O dr. Jiang e colegas sublinham que, no seu doente, após o tratamento de choque com glucocorticóides e ciclofosfamida em doses elevadas, o aumento da concentração de complemento C3 e da contagem de plaquetas apoiava o diagnóstico de lúpus eritematoso sistémico, mas a não melhoria da função renal do doente defendia a independência da nefropatia por IgA e do LES; Ao mesmo tempo, a função renal do doente deteriorou-se rapidamente e formaram-se múltiplos crescentes celulares ao microscópio de luz, sugerindo que o doente teve um início agudo e progrediu para uma insuficiência renal terminal.
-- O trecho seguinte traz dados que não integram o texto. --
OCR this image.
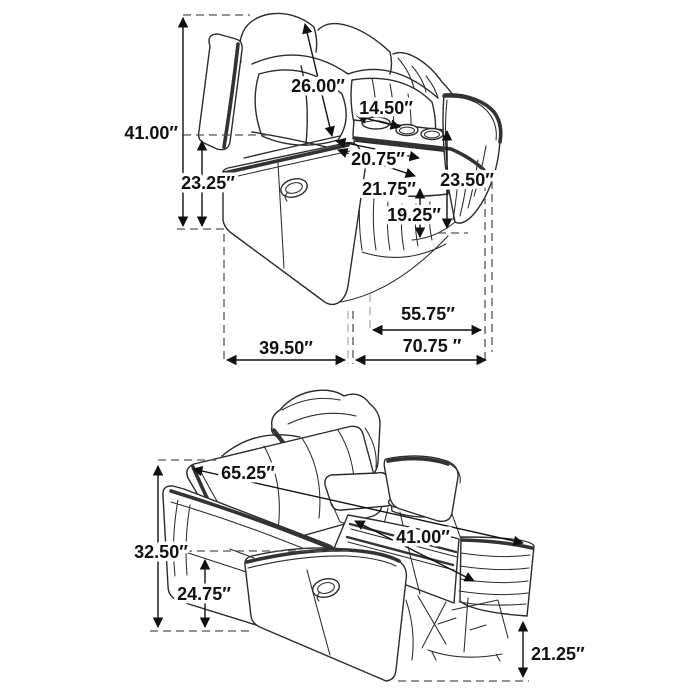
41.00″
23.25″
26.00″
14.50″
20.75″
21.75″
19.25″
23.50″
55.75″
39.50″	70.75 ″
65.25″
32.50″
24.75″
41.00″
21.25″
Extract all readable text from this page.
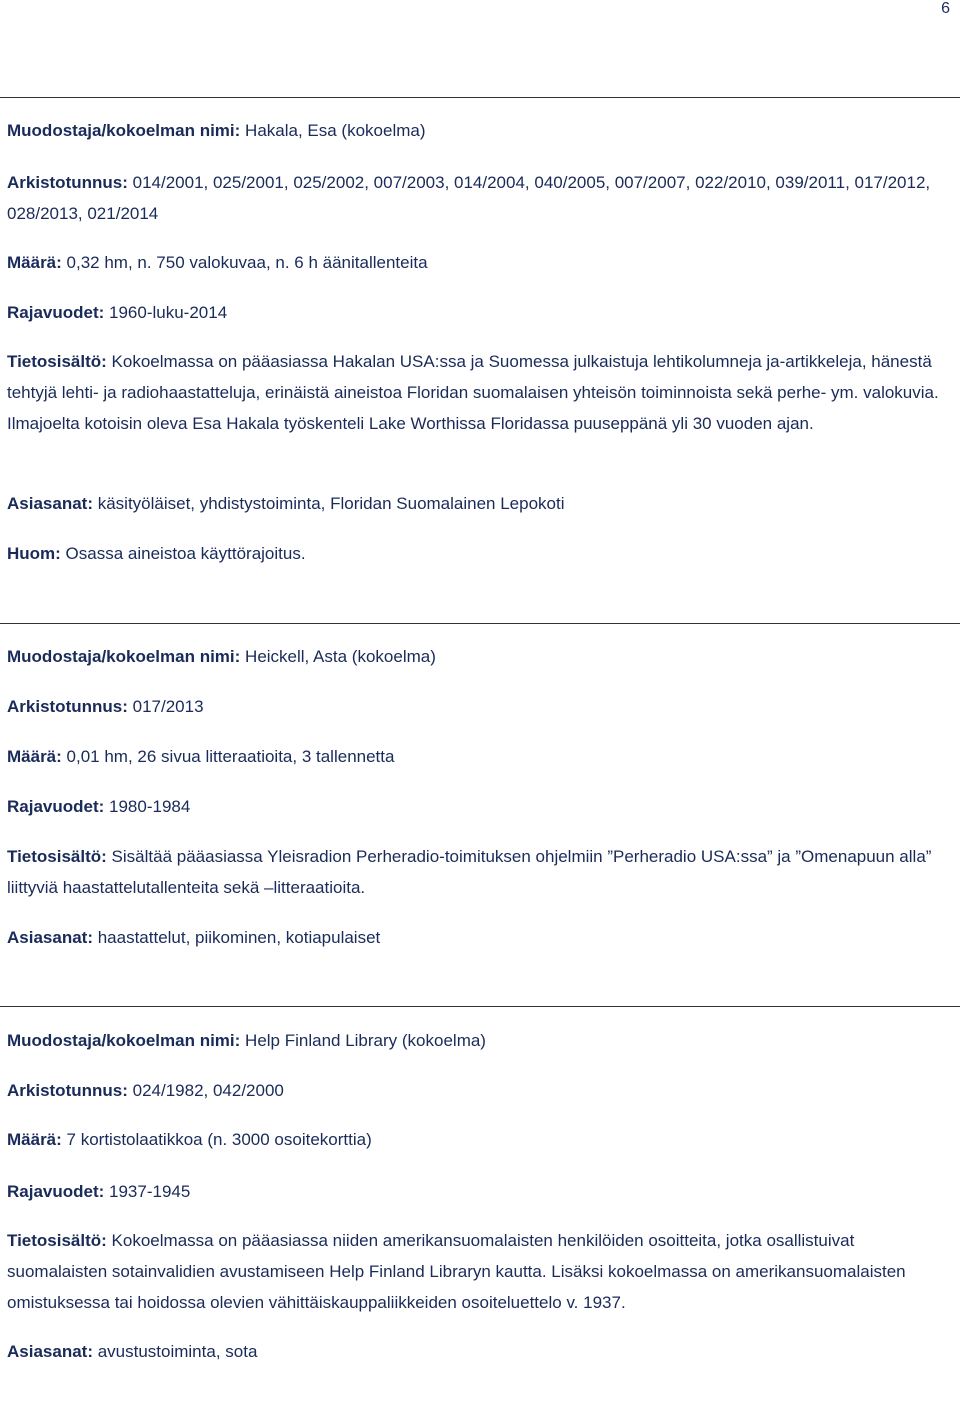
6
Muodostaja/kokoelman nimi: Hakala, Esa (kokoelma)
Arkistotunnus: 014/2001, 025/2001, 025/2002, 007/2003, 014/2004, 040/2005, 007/2007, 022/2010, 039/2011, 017/2012, 028/2013, 021/2014
Määrä: 0,32 hm, n. 750 valokuvaa, n. 6 h äänitallenteita
Rajavuodet: 1960-luku-2014
Tietosisältö: Kokoelmassa on pääasiassa Hakalan USA:ssa ja Suomessa julkaistuja lehtikolumneja ja-artikkeleja, hänestä tehtyjä lehti- ja radiohaastatteluja, erinäistä aineistoa Floridan suomalaisen yhteisön toiminnoista sekä perhe- ym. valokuvia. Ilmajoelta kotoisin oleva Esa Hakala työskenteli Lake Worthissa Floridassa puuseppänä yli 30 vuoden ajan.
Asiasanat: käsityöläiset, yhdistystoiminta, Floridan Suomalainen Lepokoti
Huom: Osassa aineistoa käyttörajoitus.
Muodostaja/kokoelman nimi: Heickell, Asta (kokoelma)
Arkistotunnus: 017/2013
Määrä: 0,01 hm, 26 sivua litteraatioita, 3 tallennetta
Rajavuodet: 1980-1984
Tietosisältö: Sisältää pääasiassa Yleisradion Perheradio-toimituksen ohjelmiin ”Perheradio USA:ssa” ja ”Omenapuun alla” liittyviä haastattelutallenteita sekä –litteraatioita.
Asiasanat: haastattelut, piikominen, kotiapulaiset
Muodostaja/kokoelman nimi: Help Finland Library (kokoelma)
Arkistotunnus: 024/1982, 042/2000
Määrä: 7 kortistolaatikkoa (n. 3000 osoitekorttia)
Rajavuodet: 1937-1945
Tietosisältö: Kokoelmassa on pääasiassa niiden amerikansuomalaisten henkilöiden osoitteita, jotka osallistuivat suomalaisten sotainvalidien avustamiseen Help Finland Libraryn kautta. Lisäksi kokoelmassa on amerikansuomalaisten omistuksessa tai hoidossa olevien vähittäiskauppaliikkeiden osoiteluettelo v. 1937.
Asiasanat: avustustoiminta, sota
Não existe atualmente um plano de tratamento recomendado para a nefropatia por IgA associada a glomerulonefrite aguda progressiva. A falta de sucesso após a terapia de choque com glucocorticóides e ciclofosfamida em doses elevadas neste caso sugere que estes doentes têm um mau prognóstico com a terapia convencional com glucocorticóides e imunossupressores. O esparsentan é uma nova molécula única não imunossupressora; foi referido que o esparsentan pode reduzir a proteinúria e atrasar a deterioração da função renal em doentes com nefropatia por IgA associada à formação de corpos falciformes. No entanto, não foi comunicada a sua utilização na nefropatia por IgA com neoglomerulonefrite aguda; o esparsentano pode ser aplicável nesses casos no futuro, embora sejam necessários mais estudos clínicos.
Quando o lúpus eritematoso sistémico e a nefropatia por IgA ocorrem ao mesmo tempo, não há consenso sobre se a nefropatia por IgA e o LES ocorrem independentemente um do outro ou não. Os autores afirmam que mais casos e mais biópsias poderão fornecer informações a este respeito no futuro. Concluem também que o lúpus eritematoso sistémico com lesão renal não é necessariamente nefrite lúpica e que o diagnóstico de nefrite lúpica deve ser confirmado por biopsia.
Literatura:
- Jiang Z, Feng A: Um Relato de Caso de Lúpus Eritematoso Sistémico com Nefropatia IgA e Nefrite Crescêntica. AIM Clinical Cases 2023; 2: e230157; doi: 10.7326/aimcc.2023.0157.